Gloves, Caroline’s reticule. No lady in town looked better, Hassie thought with satisfaction, twisting and turning before the mirror in the hotel room. Her slate would spoil the impression. She wrote her request with a pen in the hotel lobby, took more paper and a pencil with her, and marched to the bank.

The young man in the teller’s cage at the bank read Hassie’s note, gawked at her, and ran for help. The help he summoned looked only slightly older, an attractive, dark-haired young man with a kind face and intelligent blue eyes.

“I’m Simon Fenton, head teller and the one in charge when no one else is around,” he said with a smile. “Suppose you and I discuss this in private.”

Private was a room off the lobby furnished only with two chairs facing a big desk. Walls lined with cabinets and shelves made the small room smaller. Feeling all too much like a supplicant, Hassie perched on the edge of one of the chairs.

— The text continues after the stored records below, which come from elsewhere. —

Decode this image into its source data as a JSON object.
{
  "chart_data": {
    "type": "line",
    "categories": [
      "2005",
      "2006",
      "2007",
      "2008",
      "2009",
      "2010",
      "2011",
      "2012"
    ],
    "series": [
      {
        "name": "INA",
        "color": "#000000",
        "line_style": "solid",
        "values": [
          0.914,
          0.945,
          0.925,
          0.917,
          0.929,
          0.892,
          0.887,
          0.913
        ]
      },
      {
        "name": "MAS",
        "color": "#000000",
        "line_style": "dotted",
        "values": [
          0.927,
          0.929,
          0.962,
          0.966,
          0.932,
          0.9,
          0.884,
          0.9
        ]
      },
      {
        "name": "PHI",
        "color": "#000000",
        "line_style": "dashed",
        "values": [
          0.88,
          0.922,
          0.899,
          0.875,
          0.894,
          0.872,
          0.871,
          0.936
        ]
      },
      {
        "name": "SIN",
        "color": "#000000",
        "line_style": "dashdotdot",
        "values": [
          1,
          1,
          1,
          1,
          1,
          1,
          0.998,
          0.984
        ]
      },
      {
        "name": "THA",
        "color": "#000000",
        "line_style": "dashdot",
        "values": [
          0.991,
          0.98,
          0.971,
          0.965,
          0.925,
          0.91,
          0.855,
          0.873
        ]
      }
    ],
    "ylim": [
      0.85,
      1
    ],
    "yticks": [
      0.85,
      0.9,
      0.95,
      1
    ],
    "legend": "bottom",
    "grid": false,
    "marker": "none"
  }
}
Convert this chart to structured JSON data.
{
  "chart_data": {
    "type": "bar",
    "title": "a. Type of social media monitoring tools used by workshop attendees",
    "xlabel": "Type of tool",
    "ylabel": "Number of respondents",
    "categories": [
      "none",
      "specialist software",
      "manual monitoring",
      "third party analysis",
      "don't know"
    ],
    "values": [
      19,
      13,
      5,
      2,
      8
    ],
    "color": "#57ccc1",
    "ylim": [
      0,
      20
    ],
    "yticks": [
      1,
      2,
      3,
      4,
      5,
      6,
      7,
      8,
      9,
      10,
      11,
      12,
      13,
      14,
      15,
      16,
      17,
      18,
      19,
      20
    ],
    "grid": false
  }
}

Mr. Fenton sat behind the desk and read her note again. “That’s a large sum of money, Mrs. Sterling.”

She nodded, pulled out her pencil and extra paper. “It’s mine. The account is in my name.”

“Yes, that’s true, but it’s unusual for a married lady to come in and make such a withdrawal without her husband along.”

“My husband told you the money is mine to do with as I wish. I saw his letter to you. I wish to make a withdrawal.”

The young man stared down at the note, avoiding her eyes, then thumped one hand on the desk and muttered something she couldn’t hear. “If you’ll wait here a moment, I’ll get the paperwork. There are forms for you to sign.”

When it was over, Hassie walked outside and steadied herself with one hand against the wall of the bank and the other clutched across her roiling stomach, almost unable to believe she’d succeeded. In her reticule she had a bank draft for two thousand dollars and three hundred dollars in cash. Everything else should be easy.

The next morning she dressed in her elegant outfit again, wrote two notes, and left them on the bed in the hotel room. The one for Bret contained only words. The one for Caroline contained words and a hundred dollars.

Carrying everything she could possibly need, she whistled to Gunner, slipped out the hotel’s back door, and headed for the livery. If Brownie hadn’t changed her mind about getting on trains without a fuss, they would all be gone before anyone noticed.

Chapter 39

 

 

B
RET RETURNED TO
Oak Hills early in the afternoon, eleven days after leaving. No storm had delayed him. Inspecting farms for sale had turned out to be a far more time-consuming enterprise than he expected.